I was ready to have an actual conversation. I needed him to explain some things and make sure I wasn't misinterpreting anything he was saying. I needed to let him know that I was still highly skeptical and I wanted to explain the root of that. Not being able to get all that out right when I wanted to was driving me crazy.
Thank God I've been working to have hobbies in place. Today was a day I was super excited to practice yoga. Like always, it was very relaxing. I was able to focus on something else besides my frustration. And when class was over, I had two missed phone calls and two texts from Easy. I'm telling you people, yoga makes life way better.
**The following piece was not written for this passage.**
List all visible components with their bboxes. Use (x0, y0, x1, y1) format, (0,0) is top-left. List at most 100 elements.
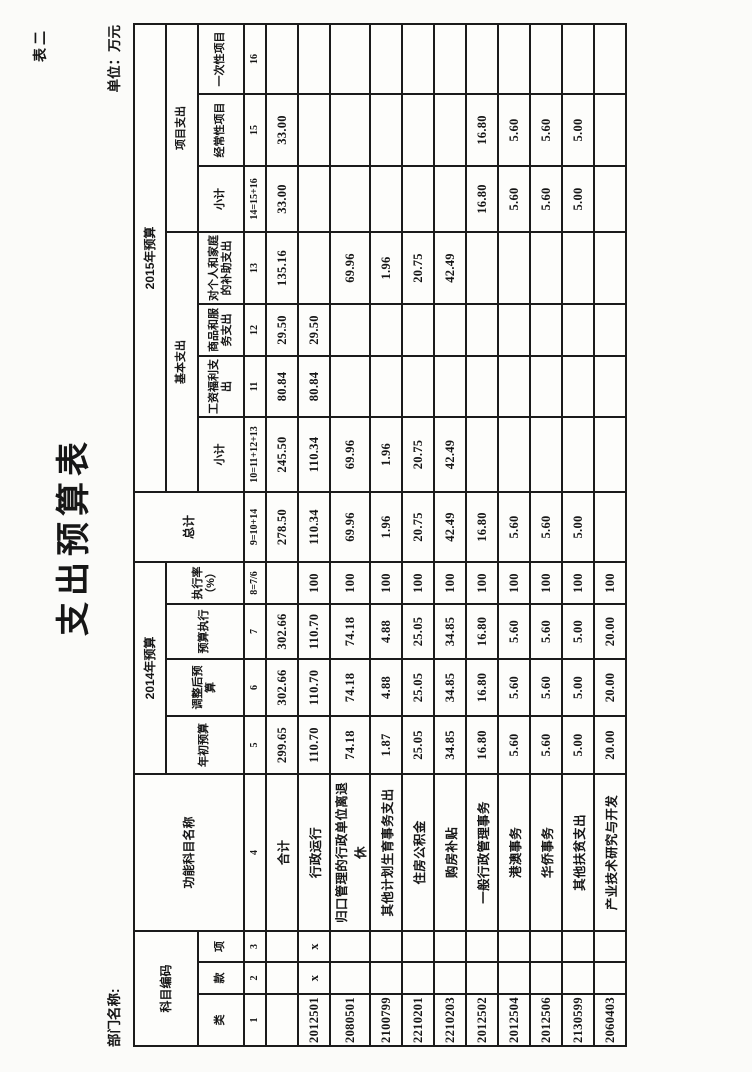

So, I climbed down off my crazy ledge and Easy and I picked up our conversation. We talked on and off tonight for about six hours. We re-hashed everything. I mean everything. We discussed everything from the time we met up until this evening. It was kind of intense. There was a whole lot of honesty. I said things he'd rather not hear. He said things I'd rather not hear. But I believe everything is out in the open. I know the whole story of what went down with the chick he picked over me in August. He knows the whole story about Leo.
I expressed to Easy how apprehensive I was to trust that he wasn't going to pull the rug out from under me again. And I told him how I was hesitant to even see him. He wants me to come down to St. Louis the weekend of Nov. 12th. But I'm not sure I want to go. At least today I'm not sure. Right now, I feel like waiting until he comes back for Thanksgiving. Or maybe when he gets back in January.
But we agreed to take things slow and see where they head. We really enjoy each other's company and we just vibe. So I'm going out on a limb to vibe with Easy. He told me he will give me time and try to help me along towards getting rid of that apprehension. I told him we'll see.
I don't know if I'm any closer to that healthy happy relationship I want as part of the life I'd like to build for myself. But at least I'm reassured that one of my hobbies is a keeper. Yoga is helping provide me with the flexibility and strength to go out on that limb. That and my endless optimism.